Es gibt Angaben zu den Leistungsdaten. Je Tag können 100 m³ Wasser verarbeitet werden, was einer Trinkwassermenge von 100 000 Liter entspricht. Bei einem durchschnittlichen Bedarf von etwas über 3 Liter je Tag entspricht es einer Versorgung von bis zu 30 000 Personen mit einem Container. Zum Betrieb einer solchen Anlage wird ein Stromanschluss mit einer Leistung von 10 kW benötigt, was vergleichbar ist mit dem Bedarf zum Betrieb einer Wärmepumpe oder einer Standard-Wallbox für ein E-Auto.

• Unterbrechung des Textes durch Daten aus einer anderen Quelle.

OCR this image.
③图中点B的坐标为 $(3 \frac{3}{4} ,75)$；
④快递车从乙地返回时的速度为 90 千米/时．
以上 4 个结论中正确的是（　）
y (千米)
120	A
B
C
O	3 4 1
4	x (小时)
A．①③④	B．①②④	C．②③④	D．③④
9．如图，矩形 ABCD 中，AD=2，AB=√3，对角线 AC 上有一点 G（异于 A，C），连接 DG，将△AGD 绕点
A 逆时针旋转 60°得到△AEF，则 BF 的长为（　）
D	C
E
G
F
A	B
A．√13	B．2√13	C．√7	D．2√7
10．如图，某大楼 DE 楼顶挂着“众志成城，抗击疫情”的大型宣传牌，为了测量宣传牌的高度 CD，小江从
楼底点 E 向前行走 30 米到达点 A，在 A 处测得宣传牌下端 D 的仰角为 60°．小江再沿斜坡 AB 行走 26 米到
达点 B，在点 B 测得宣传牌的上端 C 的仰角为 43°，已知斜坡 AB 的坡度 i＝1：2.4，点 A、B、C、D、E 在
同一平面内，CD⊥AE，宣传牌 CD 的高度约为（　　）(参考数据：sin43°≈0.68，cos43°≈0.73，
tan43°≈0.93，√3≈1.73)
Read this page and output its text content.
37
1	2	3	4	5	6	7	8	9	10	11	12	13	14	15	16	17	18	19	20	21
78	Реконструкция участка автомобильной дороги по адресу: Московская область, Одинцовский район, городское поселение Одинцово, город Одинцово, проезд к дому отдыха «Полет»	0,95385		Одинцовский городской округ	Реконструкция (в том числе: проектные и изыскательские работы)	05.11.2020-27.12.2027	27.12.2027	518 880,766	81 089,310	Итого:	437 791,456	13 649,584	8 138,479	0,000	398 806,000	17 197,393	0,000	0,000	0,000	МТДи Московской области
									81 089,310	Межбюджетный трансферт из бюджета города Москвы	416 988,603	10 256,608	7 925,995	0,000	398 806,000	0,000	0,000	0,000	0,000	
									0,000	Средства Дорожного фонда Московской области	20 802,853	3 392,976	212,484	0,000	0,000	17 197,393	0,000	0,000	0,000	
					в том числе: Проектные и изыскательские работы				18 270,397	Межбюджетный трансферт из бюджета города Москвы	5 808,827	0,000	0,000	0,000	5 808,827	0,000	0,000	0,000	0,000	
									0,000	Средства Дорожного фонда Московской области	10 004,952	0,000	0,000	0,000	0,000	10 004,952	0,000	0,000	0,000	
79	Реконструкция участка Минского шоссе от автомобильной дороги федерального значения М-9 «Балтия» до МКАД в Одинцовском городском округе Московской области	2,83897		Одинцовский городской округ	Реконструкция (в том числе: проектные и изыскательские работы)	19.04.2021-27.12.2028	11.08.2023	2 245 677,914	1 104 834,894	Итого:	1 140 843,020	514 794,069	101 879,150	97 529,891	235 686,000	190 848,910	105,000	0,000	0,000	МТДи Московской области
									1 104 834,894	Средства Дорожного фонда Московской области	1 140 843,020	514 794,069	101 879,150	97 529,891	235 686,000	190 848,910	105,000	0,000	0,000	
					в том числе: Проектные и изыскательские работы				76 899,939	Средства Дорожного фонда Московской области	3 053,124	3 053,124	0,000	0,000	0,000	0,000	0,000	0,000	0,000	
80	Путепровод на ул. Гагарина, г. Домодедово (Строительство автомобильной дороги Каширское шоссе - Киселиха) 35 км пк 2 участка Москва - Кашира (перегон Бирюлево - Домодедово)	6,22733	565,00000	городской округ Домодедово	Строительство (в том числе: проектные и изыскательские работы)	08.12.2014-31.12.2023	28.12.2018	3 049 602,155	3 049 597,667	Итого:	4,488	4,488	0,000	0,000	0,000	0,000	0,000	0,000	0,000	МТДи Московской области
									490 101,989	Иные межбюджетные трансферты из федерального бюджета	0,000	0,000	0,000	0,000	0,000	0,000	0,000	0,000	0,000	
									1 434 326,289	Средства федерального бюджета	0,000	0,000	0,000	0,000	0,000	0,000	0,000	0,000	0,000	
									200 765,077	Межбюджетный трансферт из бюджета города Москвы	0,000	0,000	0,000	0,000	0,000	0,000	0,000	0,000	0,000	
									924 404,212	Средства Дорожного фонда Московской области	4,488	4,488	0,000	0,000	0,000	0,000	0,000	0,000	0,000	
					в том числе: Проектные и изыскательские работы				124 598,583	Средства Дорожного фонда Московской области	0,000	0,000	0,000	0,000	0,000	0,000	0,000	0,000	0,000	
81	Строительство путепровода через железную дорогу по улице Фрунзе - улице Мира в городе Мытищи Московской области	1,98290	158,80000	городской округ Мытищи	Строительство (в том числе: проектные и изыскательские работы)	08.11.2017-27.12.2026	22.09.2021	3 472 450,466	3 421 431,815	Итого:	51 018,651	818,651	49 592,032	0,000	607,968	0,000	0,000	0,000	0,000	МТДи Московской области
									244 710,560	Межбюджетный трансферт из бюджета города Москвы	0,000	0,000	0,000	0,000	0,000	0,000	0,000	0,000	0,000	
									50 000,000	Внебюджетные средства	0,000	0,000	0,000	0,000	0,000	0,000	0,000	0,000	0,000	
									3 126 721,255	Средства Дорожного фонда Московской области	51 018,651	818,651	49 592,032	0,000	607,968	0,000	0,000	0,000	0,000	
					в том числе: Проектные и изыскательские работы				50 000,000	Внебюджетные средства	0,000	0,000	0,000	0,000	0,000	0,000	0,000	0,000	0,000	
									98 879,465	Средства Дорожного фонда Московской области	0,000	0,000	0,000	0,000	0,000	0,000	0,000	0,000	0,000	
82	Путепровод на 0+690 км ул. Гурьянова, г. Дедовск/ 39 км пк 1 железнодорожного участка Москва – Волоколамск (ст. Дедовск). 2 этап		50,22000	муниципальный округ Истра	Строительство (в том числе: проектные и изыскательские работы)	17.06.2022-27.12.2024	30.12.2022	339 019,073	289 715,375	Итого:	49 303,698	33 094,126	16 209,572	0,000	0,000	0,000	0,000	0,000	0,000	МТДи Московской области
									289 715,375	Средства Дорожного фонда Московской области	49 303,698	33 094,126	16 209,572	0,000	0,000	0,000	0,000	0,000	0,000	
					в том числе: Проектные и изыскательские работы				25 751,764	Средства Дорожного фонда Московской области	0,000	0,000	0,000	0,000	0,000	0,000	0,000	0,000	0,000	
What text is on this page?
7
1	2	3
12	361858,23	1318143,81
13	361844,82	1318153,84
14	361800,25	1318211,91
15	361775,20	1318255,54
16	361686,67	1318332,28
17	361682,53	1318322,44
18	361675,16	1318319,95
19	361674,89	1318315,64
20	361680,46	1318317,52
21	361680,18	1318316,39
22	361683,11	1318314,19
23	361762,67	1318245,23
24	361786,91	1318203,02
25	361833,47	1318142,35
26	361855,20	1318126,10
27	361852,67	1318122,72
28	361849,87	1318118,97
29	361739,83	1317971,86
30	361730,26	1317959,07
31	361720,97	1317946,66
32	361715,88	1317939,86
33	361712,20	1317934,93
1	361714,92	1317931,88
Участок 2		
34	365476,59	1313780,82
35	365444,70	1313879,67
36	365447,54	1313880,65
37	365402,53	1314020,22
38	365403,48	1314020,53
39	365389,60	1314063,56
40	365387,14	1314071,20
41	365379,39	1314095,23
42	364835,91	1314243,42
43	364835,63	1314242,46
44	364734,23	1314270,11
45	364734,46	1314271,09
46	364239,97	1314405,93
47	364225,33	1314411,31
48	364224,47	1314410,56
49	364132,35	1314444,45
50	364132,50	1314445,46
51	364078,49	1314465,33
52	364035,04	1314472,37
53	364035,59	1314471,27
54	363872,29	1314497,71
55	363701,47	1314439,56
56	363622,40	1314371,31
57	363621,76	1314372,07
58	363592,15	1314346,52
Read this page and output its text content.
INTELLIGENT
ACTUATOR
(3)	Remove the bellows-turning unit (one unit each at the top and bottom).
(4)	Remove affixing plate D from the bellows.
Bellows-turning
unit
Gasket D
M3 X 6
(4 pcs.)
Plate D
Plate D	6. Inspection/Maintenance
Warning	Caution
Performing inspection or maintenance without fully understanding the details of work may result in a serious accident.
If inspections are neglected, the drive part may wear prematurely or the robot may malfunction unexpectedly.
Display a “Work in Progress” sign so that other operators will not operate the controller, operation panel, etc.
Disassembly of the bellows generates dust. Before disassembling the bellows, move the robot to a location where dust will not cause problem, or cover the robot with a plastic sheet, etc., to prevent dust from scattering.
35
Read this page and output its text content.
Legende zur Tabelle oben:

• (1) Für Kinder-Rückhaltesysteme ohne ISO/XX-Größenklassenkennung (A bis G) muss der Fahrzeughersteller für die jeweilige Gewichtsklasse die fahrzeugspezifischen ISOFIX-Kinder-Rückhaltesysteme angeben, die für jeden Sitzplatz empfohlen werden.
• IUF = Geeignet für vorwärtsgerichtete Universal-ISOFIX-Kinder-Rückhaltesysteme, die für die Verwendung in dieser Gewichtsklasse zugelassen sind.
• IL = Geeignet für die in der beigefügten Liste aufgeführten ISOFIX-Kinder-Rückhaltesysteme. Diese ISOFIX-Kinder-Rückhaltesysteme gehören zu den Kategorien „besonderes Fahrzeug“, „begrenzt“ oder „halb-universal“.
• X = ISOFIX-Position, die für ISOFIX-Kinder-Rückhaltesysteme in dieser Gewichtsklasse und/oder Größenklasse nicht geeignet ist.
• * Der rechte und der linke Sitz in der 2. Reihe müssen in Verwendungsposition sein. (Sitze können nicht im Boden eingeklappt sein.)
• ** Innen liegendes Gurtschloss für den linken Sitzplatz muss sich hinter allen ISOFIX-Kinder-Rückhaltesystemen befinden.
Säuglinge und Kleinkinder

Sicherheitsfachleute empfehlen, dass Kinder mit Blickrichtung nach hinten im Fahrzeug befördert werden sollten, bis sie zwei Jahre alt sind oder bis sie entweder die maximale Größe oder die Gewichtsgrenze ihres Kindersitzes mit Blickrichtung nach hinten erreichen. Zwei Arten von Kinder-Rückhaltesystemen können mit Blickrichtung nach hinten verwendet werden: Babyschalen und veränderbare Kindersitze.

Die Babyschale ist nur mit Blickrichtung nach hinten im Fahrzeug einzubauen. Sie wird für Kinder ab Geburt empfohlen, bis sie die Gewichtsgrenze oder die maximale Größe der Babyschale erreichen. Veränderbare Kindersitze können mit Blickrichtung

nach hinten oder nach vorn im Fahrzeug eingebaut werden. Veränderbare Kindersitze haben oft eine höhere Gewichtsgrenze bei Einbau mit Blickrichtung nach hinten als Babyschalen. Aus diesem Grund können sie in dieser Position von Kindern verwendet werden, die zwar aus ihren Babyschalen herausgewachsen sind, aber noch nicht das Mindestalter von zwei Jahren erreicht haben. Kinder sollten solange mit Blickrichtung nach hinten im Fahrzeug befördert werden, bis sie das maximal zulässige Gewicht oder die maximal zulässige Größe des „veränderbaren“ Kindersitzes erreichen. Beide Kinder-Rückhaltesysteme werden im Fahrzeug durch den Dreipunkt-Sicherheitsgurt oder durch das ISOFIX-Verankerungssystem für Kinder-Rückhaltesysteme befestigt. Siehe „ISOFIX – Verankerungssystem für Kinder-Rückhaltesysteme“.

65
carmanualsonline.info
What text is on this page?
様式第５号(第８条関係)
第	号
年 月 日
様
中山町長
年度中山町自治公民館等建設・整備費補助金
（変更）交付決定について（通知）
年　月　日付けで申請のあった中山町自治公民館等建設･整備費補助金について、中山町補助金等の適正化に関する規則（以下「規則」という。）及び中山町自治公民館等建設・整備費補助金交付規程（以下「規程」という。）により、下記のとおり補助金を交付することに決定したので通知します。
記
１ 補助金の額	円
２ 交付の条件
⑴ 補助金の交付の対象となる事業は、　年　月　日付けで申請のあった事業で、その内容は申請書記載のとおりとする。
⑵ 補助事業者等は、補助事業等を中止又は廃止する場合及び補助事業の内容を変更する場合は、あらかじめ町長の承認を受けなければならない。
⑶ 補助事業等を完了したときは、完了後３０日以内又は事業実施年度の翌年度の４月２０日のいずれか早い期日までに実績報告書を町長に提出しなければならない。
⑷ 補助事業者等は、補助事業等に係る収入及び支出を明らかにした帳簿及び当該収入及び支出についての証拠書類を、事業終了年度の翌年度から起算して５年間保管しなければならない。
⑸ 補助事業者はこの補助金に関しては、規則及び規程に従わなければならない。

Die Kosten für die Herstellung der kompletten mobilen Station wird mit 90 000 $ beziffert. Die Anlagen werden in der Ukraine produziert und montiert. Hinzu kommen die Betriebskosten (z. B. Energie, Wartung oder Verbrauchsmaterialien), die von den jeweiligen Kommunen getragen werden.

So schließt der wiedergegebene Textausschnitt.